Indonesia Blokir Layanan Aplikasi Telegram
Kementerian Komunikasi dan Informatika memblokir layanan aplikasi percakapan Telegram di Indonesia. Pemerintah akan mengumumkan lebih lanjut keputusan pemblokiran aplikasi tersebut.
"Benar (pemblokiran aplikasi Telegram), nanti akan disampaikan keterangannya lebih lanjut," kata juru bicara Kemenkominfo Noor Iza lewat pesan singkat kepada Katadata, Jumat (14/7).
Berdasarkan pantauan Katadata, pemblokiran telah dilakukan oleh beberapa operator seperti Telkomsel, Indosat, dan XL. Pengguna tak lagi dapat mengakses alamat web.telegram.org. Saat membuka alamat tersebut, keluar keterangan: internal error - server connection terminated. Namun, saat ini aplikasi Telegram dapat diakses melalui perangkat mobile.
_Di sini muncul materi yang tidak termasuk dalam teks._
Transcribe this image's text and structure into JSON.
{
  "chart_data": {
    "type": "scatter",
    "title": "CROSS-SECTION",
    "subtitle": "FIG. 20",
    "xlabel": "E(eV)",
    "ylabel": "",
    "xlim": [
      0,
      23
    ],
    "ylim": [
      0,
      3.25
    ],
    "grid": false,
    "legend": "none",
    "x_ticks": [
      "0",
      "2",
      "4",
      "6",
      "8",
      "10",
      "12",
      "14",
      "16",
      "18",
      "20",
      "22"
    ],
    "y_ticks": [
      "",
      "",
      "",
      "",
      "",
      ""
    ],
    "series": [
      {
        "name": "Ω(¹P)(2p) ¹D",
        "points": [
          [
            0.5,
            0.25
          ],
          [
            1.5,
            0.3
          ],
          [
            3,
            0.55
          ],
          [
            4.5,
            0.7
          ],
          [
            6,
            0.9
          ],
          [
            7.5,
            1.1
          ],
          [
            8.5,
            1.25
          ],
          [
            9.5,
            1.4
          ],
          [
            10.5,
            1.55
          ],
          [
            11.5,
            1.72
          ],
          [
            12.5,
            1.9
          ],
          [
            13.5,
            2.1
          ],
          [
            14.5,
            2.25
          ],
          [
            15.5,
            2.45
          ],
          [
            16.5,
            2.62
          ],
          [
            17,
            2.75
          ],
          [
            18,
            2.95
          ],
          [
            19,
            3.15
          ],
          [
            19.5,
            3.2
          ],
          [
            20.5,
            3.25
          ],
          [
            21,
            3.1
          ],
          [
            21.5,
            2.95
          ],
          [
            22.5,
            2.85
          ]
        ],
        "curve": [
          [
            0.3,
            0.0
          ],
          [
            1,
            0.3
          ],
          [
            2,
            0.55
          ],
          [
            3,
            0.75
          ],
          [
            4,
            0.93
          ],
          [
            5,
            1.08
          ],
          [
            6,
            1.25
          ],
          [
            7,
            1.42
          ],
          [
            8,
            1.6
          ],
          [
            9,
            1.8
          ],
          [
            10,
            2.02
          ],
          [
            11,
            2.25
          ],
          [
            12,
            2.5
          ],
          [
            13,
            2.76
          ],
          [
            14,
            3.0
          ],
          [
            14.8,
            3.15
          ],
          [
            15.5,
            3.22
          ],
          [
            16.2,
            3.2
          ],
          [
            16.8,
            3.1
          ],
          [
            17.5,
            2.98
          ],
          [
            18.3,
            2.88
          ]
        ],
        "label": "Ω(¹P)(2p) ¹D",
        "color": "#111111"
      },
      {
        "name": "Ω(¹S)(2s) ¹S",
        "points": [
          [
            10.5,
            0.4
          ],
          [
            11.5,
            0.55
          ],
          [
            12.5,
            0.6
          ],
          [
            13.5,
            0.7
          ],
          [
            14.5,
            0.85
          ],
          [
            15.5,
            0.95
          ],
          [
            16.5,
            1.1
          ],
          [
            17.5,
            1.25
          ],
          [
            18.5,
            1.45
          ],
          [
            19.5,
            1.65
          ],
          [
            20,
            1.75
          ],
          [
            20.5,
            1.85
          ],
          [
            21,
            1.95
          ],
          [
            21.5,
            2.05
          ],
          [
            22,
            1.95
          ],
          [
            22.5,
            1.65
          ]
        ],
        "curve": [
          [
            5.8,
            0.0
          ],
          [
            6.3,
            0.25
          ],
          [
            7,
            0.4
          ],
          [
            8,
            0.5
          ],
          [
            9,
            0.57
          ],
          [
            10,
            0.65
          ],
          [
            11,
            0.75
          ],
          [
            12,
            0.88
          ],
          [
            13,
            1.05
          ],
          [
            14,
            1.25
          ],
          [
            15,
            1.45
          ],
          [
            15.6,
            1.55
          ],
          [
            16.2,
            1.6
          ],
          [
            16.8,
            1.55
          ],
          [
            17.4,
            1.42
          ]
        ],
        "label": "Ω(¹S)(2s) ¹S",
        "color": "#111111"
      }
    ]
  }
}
Hingga kini belum diketahui alasan pemerintah melakukan pemblokiran. Selama ini aplikasi Telegram kerap digunakan jaringan kelompok teroris dalam berkomunikasi, tidak hanya di Indonesia tapi di luar negeri. Telegram dimanfaatkan kelompok teroris karena memberikan fasilitas untuk saling menyampaikan pesan dalam jumlah besar dengan informasi yang telah dienkripsi.
(Baca: Antisipasi ISIS di Marawi, Indonesia Prakarsai Pertemuan Regional)
Polisi menemukan bukti penggunaan aplikasi Telegram dalam beberapa kasus terorisme di Indonesia. Salah satunya, pelaku jaringan bom panci di Bekasi pada 2016 lalu mendapatkan perintah membuat bom dari pimpinan Negara Islam di Irak dan Suriah (ISIS) asal Indonesia, Bahrun Naim yang saat itu berada di Suriah.
Kelompok teroris internasional di Rusia pun menggunakan aplikasi Telegram dalam serangan 3 April 2017 di kereta api bawah tanah ST Petersburg. Para teroris menggunakan aplikasi Telegram sebelum melakukan serangan yang menyebabkan 15 orang tewas dan 102 lainnya luka-luka.
Selain itu, pada November 2015 lalu Telegram pernah memblokir 78 jalur komunikasi terkait ISIS. Ini merupakan respons setelah terjadinya rangkaian terror di enam lokasi yang menewaskan lebih dari 120 orang di Paris, Prancis. Dalam pernyataan resminya, Telegram menyatakan pemblokiran dilakukan karena bahwa 78 jalur tersebut telah dimanfaatkan oleh ISIS untuk menyebar propaganda.
(Baca: Jokowi Bahas Terorisme dan Transparansi Keuangan di Forum G20)
Sebelumnya, pada September 2015 lalu, pendiri Telegram Pavel Durov dalam wawancara dengan TechCrunch mengakui bahwa ISIS menggunakan Telegram untuk berkoordinasi dan berkomunikasi.
Namun, Durov membantah jika dikatakan sengaja membantu, atau lebih jauh terlibat dalam aksi terorisme yang dilancarkan ISIS. "Kami tak berperan dalam aktivitas-aktivitas (teror) tersebut," kata dia.
Saat ditanyai bagaimana perasaannya kala mengetahui layanannya digunakan untuk memudahkan tindakan anti-kemanusiaan. Ia menyatakan, "Hak privasi lebih penting dari ketakutan kita akan hal-hal buruk yang bisa terjadi, seperti terorisme.”
Sebab, menurut Durov, tanpa Telegram pun, ISIS bakal menemukan cara lain untuk berkomunikasi. "Teknologi telah tersedia, semua terserah kita dalam menggunakannya," ujarnya.